Tax relief on employee pension contributions for higher earners should be halved, and employer PRSI increased, to fund a universal pension scheme based on residency in the State, according to Social Justice Ireland.
The think-tank estimates that introducing the Universal Pension from 2019 would cost an additional €727 million a year, but said that could be funded by measures, including halving tax relief on pension contributions for higher paid employees, and by hiking employer PRSI from 10.85% to 11.35%.
Last week, the Government published its 'Roadmap for Pensions Reform', which envisages moving to a Total Contributions Approach and an auto-enrolment scheme, which it insists will improve pension provision in old age.
However, in today's report - entitled "The Universal State Welfare Pension: Recognising the Contribution of All Older People" - Social Justice Ireland describes the Government proposals as a missed opportunity, claiming they would still leave many people with inadequate pension provision.
At present, 40% of private sector workers have no retirement provision over and above the State pension, but SJI forecasts that by 2046, 1.3 million will need state pensions.
Social Justice Ireland CEO Dr Sean Healy said that, to deliver equity, every older person who has been resident in Ireland for 40 years would receive a full pension payment, with fewer years' residency delivering pro rata entitlements.
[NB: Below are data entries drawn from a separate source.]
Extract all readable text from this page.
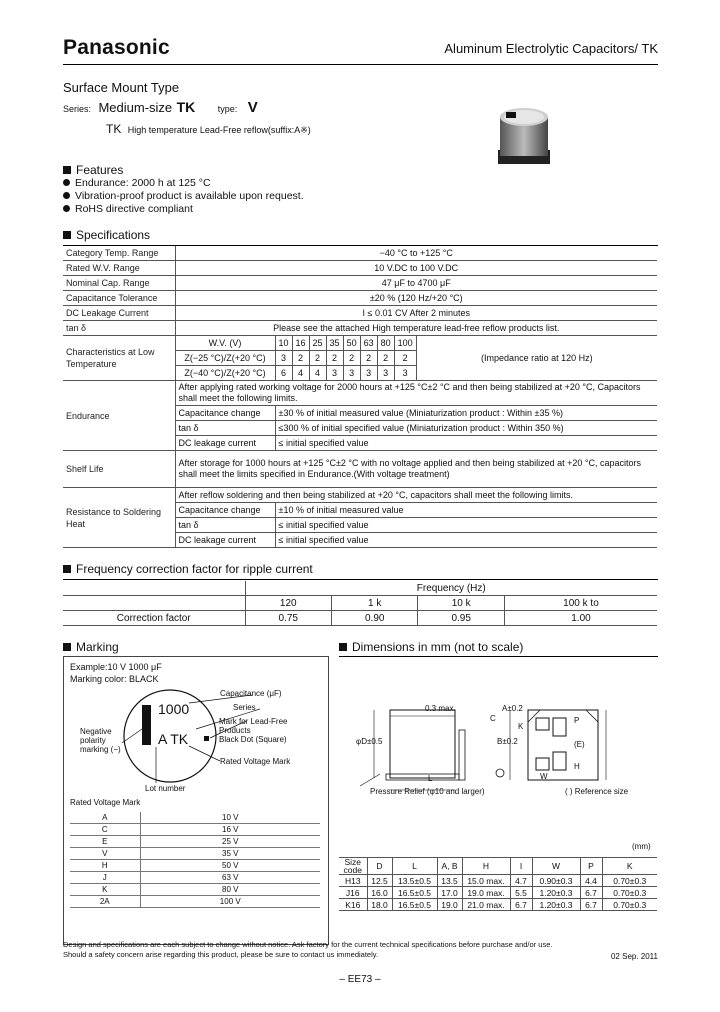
Panasonic	Aluminum Electrolytic Capacitors/ TK
Surface Mount Type
Series: Medium-size TK type: V
TK High temperature Lead-Free reflow(suffix:A※)
Features
Endurance: 2000 h at 125 °C
Vibration-proof product is available upon request.
RoHS directive compliant
Specifications
Category Temp. Range	−40 °C to +125 °C									
Rated W.V. Range	10 V.DC to 100 V.DC									
Nominal Cap. Range	47 μF to 4700 μF									
Capacitance Tolerance	±20 % (120 Hz/+20 °C)									
DC Leakage Current	I ≤ 0.01 CV After 2 minutes									
tan δ	Please see the attached High temperature lead-free reflow products list.									
Characteristics at Low Temperature	W.V. (V)	10	16	25	35	50	63	80	100	(Impedance ratio at 120 Hz)
	Z(−25 °C)/Z(+20 °C)	3	2	2	2	2	2	2	2	
	Z(−40 °C)/Z(+20 °C)	6	4	4	3	3	3	3	3	
Endurance	After applying rated working voltage for 2000 hours at +125 °C±2 °C and then being stabilized at +20 °C, Capacitors shall meet the following limits.									
	Capacitance change	±30 % of initial measured value (Miniaturization product : Within ±35 %)								
	tan δ	≤300 % of initial specified value (Miniaturization product : Within 350 %)								
	DC leakage current	≤ initial specified value								
Shelf Life	After storage for 1000 hours at +125 °C±2 °C with no voltage applied and then being stabilized at +20 °C, capacitors shall meet the limits specified in Endurance.(With voltage treatment)									
Resistance to Soldering Heat	After reflow soldering and then being stabilized at +20 °C, capacitors shall meet the following limits.									
	Capacitance change	±10 % of initial measured value								
	tan δ	≤ initial specified value								
	DC leakage current	≤ initial specified value								
Frequency correction factor for ripple current
	Frequency (Hz)			
	120	1 k	10 k	100 k to
Correction factor	0.75	0.90	0.95	1.00
Marking
Example:10 V 1000 μF
Marking color: BLACK
1000
A TK
Capacitance (μF)
Series
Mark for Lead-Free
Products
Black Dot (Square)
Rated Voltage Mark
Negative
polarity
marking (−)
Lot number
Rated Voltage Mark
A	10 V
C	16 V
E	25 V
V	35 V
H	50 V
J	63 V
K	80 V
2A	100 V
Dimensions in mm (not to scale)
0.3 max.
φD±0.5
L
A±0.2
B±0.2
C
W
P
(E)
H
K
Pressure Relief (φ10 and larger)	( ) Reference size
(mm)
Size code	D	L	A, B	H	I	W	P	K
H13	12.5	13.5±0.5	13.5	15.0 max.	4.7	0.90±0.3	4.4	0.70±0.3
J16	16.0	16.5±0.5	17.0	19.0 max.	5.5	1.20±0.3	6.7	0.70±0.3
K16	18.0	16.5±0.5	19.0	21.0 max.	6.7	1.20±0.3	6.7	0.70±0.3
Design and specifications are each subject to change without notice. Ask factory for the current technical specifications before purchase and/or use.
Should a safety concern arise regarding this product, please be sure to contact us immediately.	02 Sep. 2011
– EE73 –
This would replace various welfare payments under other schemes.
SJI calculates that standard-rating tax relief on pension contributions would raise up to €483 million.
It says 70% of the tax relief on pension contributions goes to the top 20% of earners, with more than 50% of the relief accruing to the top 10%.
SJI also urges the Government to cut the Standard Fund Threshold for pension funds from €2 million to €500,000, and to reduce the earnings contribution cap from €115,000 to €72,000.
It argues that, apart from reducing bureaucracy, full implementation of all these measures could raise approximately €949 million in a full year in 2019 - €200 million more than would be required to bring in the universal pension
A person who was resident in Ireland for at least ten years and up to 40 years between 16 and the retirement age would be entitled to the full Universal Pension which would start at €243.30, the current rate of the contributory State pension.
SJI also calls for the social welfare pension to be set and maintained at 35% of average earnings.